Not just physical power, though her build made that obvious even under the academy uniform, with lean muscle in her arms and legs, a loose but balanced posture, weight sitting exactly where it needed to be, but something heavier than that, an overwhelming presence that made Soren feel as if he had stepped too close to a cliff edge and his body had noticed before his mind could.

'She's seriously pretty…'

The thought slipped in uninvited, and unease followed it, because admiring someone like that was the fastest way to forget what they were capable of.

In-game, Amelia was the textbook lazy genius, detached, disinterested, expressionless most of the time.
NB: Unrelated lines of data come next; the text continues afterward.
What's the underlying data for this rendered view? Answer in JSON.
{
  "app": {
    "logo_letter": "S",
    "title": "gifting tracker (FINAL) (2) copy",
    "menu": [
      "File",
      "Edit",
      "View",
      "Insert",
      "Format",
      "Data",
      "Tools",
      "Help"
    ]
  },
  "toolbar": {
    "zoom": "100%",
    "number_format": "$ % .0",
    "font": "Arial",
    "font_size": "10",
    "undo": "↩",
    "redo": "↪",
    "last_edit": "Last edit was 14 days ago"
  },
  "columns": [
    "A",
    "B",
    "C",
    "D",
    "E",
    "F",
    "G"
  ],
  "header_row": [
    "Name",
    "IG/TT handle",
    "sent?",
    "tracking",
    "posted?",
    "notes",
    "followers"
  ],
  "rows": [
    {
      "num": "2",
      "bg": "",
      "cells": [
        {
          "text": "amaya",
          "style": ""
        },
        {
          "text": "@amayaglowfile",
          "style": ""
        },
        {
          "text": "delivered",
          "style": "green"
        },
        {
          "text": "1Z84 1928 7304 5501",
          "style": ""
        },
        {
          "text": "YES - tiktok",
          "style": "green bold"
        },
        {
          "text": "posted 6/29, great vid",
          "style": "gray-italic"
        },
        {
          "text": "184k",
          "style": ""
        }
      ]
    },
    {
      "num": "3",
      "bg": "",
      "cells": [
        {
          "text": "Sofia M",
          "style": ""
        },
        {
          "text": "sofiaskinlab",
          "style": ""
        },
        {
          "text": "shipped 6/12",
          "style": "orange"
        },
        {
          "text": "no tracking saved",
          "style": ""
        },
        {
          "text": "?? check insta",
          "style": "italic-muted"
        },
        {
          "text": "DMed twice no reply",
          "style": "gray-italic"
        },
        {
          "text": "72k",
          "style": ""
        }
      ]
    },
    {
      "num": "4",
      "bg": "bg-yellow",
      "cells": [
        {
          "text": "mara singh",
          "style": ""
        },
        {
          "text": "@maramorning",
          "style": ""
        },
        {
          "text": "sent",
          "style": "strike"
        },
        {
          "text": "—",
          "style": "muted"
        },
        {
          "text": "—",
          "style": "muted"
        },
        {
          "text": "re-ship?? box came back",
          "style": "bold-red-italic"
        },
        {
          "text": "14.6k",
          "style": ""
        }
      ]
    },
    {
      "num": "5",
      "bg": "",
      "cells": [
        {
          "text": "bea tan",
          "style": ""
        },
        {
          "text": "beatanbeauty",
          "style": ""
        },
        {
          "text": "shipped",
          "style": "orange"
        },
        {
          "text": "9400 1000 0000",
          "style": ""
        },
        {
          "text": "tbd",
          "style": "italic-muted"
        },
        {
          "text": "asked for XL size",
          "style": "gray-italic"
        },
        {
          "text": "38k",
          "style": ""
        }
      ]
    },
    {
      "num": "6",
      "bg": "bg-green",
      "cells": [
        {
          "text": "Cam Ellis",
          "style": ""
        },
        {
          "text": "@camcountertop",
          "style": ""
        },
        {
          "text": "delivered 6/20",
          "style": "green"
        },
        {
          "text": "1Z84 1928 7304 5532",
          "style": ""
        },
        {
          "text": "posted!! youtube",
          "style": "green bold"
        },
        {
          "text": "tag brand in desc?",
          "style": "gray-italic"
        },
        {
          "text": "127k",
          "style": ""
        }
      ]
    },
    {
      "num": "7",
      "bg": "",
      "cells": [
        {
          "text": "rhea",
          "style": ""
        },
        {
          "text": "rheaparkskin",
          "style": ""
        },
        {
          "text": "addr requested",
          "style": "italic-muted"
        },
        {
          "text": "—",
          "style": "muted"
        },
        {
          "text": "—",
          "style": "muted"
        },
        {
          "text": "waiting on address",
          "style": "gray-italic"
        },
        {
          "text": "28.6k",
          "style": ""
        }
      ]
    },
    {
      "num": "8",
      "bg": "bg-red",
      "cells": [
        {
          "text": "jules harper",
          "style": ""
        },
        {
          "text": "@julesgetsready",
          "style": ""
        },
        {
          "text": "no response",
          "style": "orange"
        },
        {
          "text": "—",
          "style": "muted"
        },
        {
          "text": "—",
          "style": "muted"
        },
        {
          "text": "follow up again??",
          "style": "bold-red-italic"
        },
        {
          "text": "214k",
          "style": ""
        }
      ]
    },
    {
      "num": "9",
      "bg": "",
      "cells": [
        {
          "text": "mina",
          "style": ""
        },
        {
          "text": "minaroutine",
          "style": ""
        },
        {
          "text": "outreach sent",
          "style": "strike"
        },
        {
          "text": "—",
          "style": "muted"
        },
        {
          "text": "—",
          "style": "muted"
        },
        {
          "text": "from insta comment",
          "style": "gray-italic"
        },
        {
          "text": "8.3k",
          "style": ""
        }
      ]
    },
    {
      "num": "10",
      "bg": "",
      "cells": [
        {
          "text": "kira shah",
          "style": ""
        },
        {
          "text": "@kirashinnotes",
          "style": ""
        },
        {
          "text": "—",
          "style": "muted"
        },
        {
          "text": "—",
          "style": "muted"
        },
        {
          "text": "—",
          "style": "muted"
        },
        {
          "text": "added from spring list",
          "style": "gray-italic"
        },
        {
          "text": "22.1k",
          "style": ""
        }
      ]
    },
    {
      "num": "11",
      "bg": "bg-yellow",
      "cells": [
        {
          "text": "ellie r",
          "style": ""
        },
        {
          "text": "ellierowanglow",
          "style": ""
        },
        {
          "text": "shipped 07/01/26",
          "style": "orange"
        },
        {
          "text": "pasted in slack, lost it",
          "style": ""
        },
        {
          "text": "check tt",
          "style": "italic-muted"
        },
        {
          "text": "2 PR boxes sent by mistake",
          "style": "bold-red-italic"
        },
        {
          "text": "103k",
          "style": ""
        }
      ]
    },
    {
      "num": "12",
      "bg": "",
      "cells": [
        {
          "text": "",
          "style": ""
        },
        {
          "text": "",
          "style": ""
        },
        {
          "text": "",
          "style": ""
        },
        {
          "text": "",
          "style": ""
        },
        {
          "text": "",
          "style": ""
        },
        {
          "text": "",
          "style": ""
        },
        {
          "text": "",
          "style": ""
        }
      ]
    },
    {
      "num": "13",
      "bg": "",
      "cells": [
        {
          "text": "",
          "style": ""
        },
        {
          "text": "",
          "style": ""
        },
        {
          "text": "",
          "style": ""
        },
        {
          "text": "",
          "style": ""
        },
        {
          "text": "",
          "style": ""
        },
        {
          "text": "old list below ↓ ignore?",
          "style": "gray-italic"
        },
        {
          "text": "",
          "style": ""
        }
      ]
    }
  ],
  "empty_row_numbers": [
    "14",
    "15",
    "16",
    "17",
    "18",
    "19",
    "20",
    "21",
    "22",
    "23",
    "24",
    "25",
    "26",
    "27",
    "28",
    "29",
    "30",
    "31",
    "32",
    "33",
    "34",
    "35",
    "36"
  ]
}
She didn't have friends, didn't socialise, rarely spoke unless spoken to, and yet she still dominated because talent and obsession did not require conversation.

Until combat.

Then everything changed.

Her eyes lit up.

Her posture sharpened.

And she smiled.

Amelia loved to fight. 

She lived for it, and the world might have called it talent, but it was hunger.

To put it nicely, she was a battle junkie.

The one upside to that was that she didn't pay attention to anything that didn't catch her interest, which was precisely why Soren felt a flicker of pity for Alex, because if the exam played out anything like the game, Amelia would start hunting him the moment it began, not out of malice, but because he was the most interesting prey on the map.

As Soren began to look away, a chill crawled up his spine.

Amelia had turned.

Their eyes met.

It was only a second, maybe less, but it was enough to make Soren's stomach drop, the sensation of being seen not as a person, but as something measurable, something assessed.

He tore his gaze away and released a breath he hadn't realised he had been holding.

'Why did she look at me…?'

Amelia was used to attention, people stared at her constantly, so Soren struggled to understand why she would notice his stare in particular, unless it was the same reason he noticed a spider on a wall when most people didn't.

'Let's just hope it's nothing.'

After the final instructions, students were blindfolded and guided away from the gathering point, hands on shoulders, staff voices directing groups like livestock into the trees, and Soren let himself be led, steps measured, forcing his breathing to stay even while the noise of the crowd thinned into forest sounds.

And with that, the midterm practical exam began.